A man and a woman lead a procession through the UK Commons building
Prime Minister Margaret Thatcher and opposition leader Michael Foot leading the Commons to the Lords for the opening of parliament in November 1981 © PA

The writer is an FT contributing editor

Defeat hides a silver lining. Opposition presents an opportunity. Britain’s Labour left understood this when James Callaghan fell to defeat in 1979. Callaghan, party critics cried out, had been insufficiently socialist in fighting Margaret Thatcher’s Conservatives. The English nationalists on the right of the Tory party are now poised to repeat their mistake. A victory for Keir Starmer, they declare, is the chance to break the stubbornly moderate mould of British politics.

Even before most votes have been cast, the blame is being laid on Rishi Sunak’s supposed centrism. The prime minister will “own” the defeat, his former cabinet colleague Suella Braverman says menacingly. The crime? A failure to abandon every inch of the middle ground. What’s needed are much tougher immigration rules. Britain should sever all ties with the EU and quit the European Convention on Human Rights. Boats carrying asylum seekers should be turned back in the English Channel.

Tory populists chase enemies everywhere. Robert Jenrick, another former minister, blames immigrants for housing shortages. Kemi Badenoch cannot spot a liberal without starting a culture war. Liz Truss wants an assault on the progressive elites — business, the Bank of England, the judges and media establishment — she blames for cutting short her calamitous premiership. Sniping from the sidelines, Boris Johnson insists Brexit was a great idea.

Lest anyone doubt that full-throated English nationalism will provide the path back to power, these Tory radicals point to the support being lost to Nigel Farage’s Reform UK. Farage’s entry into the election as a candidate has seen a steady rise in the party’s poll rating.

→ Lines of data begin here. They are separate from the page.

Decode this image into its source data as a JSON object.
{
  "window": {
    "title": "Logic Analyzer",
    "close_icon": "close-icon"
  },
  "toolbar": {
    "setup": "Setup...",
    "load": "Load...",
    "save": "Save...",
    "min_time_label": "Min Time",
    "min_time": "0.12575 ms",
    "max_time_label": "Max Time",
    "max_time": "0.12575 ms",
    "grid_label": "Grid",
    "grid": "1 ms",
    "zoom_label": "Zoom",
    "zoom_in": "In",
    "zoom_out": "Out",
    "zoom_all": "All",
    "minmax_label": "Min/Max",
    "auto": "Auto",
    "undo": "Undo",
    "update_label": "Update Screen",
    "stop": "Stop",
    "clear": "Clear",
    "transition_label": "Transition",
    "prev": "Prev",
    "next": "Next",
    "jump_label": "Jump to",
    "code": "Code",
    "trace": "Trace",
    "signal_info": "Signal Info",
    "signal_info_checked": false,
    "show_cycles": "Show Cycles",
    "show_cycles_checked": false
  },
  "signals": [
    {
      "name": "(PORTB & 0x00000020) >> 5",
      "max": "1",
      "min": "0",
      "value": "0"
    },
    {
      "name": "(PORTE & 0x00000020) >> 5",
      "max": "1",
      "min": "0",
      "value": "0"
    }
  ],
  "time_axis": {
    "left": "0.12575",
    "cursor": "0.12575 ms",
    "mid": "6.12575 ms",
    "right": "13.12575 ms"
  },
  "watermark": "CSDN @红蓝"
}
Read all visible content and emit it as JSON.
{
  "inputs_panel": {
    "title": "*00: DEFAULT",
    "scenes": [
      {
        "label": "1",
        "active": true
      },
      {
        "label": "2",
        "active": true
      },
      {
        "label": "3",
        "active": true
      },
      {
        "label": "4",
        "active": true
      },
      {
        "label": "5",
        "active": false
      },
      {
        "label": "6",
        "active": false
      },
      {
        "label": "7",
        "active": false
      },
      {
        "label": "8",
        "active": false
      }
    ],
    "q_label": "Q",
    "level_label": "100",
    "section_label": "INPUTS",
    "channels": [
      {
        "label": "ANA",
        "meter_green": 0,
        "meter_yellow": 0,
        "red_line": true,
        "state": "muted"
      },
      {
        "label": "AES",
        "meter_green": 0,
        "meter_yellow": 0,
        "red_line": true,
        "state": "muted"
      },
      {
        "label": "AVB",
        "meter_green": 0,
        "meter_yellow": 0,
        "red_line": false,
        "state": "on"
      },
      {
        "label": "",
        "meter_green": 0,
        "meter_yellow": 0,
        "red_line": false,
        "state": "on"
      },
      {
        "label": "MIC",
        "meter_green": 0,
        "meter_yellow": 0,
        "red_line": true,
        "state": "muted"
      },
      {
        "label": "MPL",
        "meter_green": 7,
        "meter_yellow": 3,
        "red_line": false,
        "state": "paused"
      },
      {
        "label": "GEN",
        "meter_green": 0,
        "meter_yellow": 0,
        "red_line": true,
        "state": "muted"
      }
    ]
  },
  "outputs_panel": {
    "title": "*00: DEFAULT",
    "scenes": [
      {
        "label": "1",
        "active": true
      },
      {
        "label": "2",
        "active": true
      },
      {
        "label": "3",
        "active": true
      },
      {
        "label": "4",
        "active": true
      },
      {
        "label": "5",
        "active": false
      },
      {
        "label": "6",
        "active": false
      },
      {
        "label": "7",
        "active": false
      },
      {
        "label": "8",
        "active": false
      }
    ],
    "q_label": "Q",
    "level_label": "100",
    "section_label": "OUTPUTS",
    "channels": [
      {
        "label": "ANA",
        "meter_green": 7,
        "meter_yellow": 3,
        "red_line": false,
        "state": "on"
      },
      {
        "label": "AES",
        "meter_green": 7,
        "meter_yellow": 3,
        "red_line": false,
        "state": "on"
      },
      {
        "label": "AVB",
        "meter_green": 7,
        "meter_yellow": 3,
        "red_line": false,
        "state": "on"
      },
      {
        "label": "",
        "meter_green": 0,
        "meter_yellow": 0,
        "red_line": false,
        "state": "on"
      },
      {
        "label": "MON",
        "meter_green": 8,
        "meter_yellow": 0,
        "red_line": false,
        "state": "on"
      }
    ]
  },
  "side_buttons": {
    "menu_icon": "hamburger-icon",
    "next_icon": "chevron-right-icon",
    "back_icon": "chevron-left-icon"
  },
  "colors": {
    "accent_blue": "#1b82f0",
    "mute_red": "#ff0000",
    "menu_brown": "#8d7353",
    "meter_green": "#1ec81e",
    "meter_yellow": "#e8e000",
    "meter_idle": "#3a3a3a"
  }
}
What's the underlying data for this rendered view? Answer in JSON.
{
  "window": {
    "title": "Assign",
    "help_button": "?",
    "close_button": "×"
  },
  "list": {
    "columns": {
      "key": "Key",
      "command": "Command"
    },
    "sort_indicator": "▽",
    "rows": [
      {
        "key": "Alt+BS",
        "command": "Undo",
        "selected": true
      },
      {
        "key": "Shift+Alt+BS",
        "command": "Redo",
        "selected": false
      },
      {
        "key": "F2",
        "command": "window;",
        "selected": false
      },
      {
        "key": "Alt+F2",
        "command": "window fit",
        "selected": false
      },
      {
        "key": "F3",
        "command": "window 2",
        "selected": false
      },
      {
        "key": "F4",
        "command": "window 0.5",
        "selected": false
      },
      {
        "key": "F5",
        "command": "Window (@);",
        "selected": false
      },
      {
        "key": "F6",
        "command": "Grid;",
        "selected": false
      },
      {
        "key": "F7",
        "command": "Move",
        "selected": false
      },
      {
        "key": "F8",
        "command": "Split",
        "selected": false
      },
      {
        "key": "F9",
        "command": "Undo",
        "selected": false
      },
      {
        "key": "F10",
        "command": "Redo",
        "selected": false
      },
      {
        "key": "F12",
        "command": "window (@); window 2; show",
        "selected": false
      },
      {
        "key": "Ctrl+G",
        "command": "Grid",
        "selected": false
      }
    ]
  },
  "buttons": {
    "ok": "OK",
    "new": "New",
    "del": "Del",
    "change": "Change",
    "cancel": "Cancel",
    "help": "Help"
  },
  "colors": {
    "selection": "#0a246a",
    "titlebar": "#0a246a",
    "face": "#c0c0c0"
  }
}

One survey put it fractionally ahead of the Conservatives. But the two parties have a common enemy — moderation. The Tory radicals want to welcome him into the fold after the election.

Canada is deemed to offer a convenient model for this revolution of the right. A split saw that country’s mainstream Progressive Conservatives all but wiped out in the 1993 election. The baton passed to the populists of the breakaway Reform party (the name borrowed by Farage). When Canadian conservatives returned to power under Stephen Harper they were unashamedly right-wing. Britain’s Conservatives can repeat the trick.

Omitted from this story is the inconvenient fact that the rupture cost the Canadian right 13 years in opposition — they returned to power in 2006 only after Harper’s breakaway group had reunited with the more mainstream Progressive Conservatives.

Today’s Tory plotting is still more indifferent to past British experience — history has never been a populist strong suit. The rotation of power between Britain’s centre-right and centre-left has been a constant since 1922, when the Labour party replaced the Liberals as the main opposition. The first past the post voting system has proved an impregnable barrier against flights to extremism.

For all the present noise about the march of populism, British voters have been remarkably constant in their moderation. The pendulum has swung to left and right over time — more often to the benefit of the Conservatives than to Labour — but never so far as to provide a breakthrough for the far right or far left.

Labour discovered this in the early 1980s when its embrace of socialism provoked the creation of the centrist breakaway Social Democratic party. The split gifted Thatcher two more general election victories. Labour’s return to power in 1997 came only after it had shifted decisively to the middle ground.

The current election tells the same story. As politics across the Channel in France seems set on rushing to the extremes, Britain is heading back towards the centre. While the civil war among the Tories and the strong showing for Reform grabs attention, the landslide majority predicted for Starmer is rooted in his party’s reoccupation of the centre.

There are many reasons why the Conservatives look set to lose the election, but only one why Labour is on track to win — Starmer’s credible promise of a return to stability, pragmatism and, above all, moderation. Yes, the Tory nationalists make a lot of noise and Farage has a particular appeal to those worst hit by over a decade of economic stagnation, but the party of Disraeli’s One Nation has surrendered the territory on which elections are won. 

Brexit, now regretted by a majority of the electorate, was a sudden rush of blood to the head of an electorate despairing of falling living standards and government-imposed austerity. The British now want some peace and quiet. Sunak’s impending defeat may well break the Tory party. The political mould is made of stronger stuff.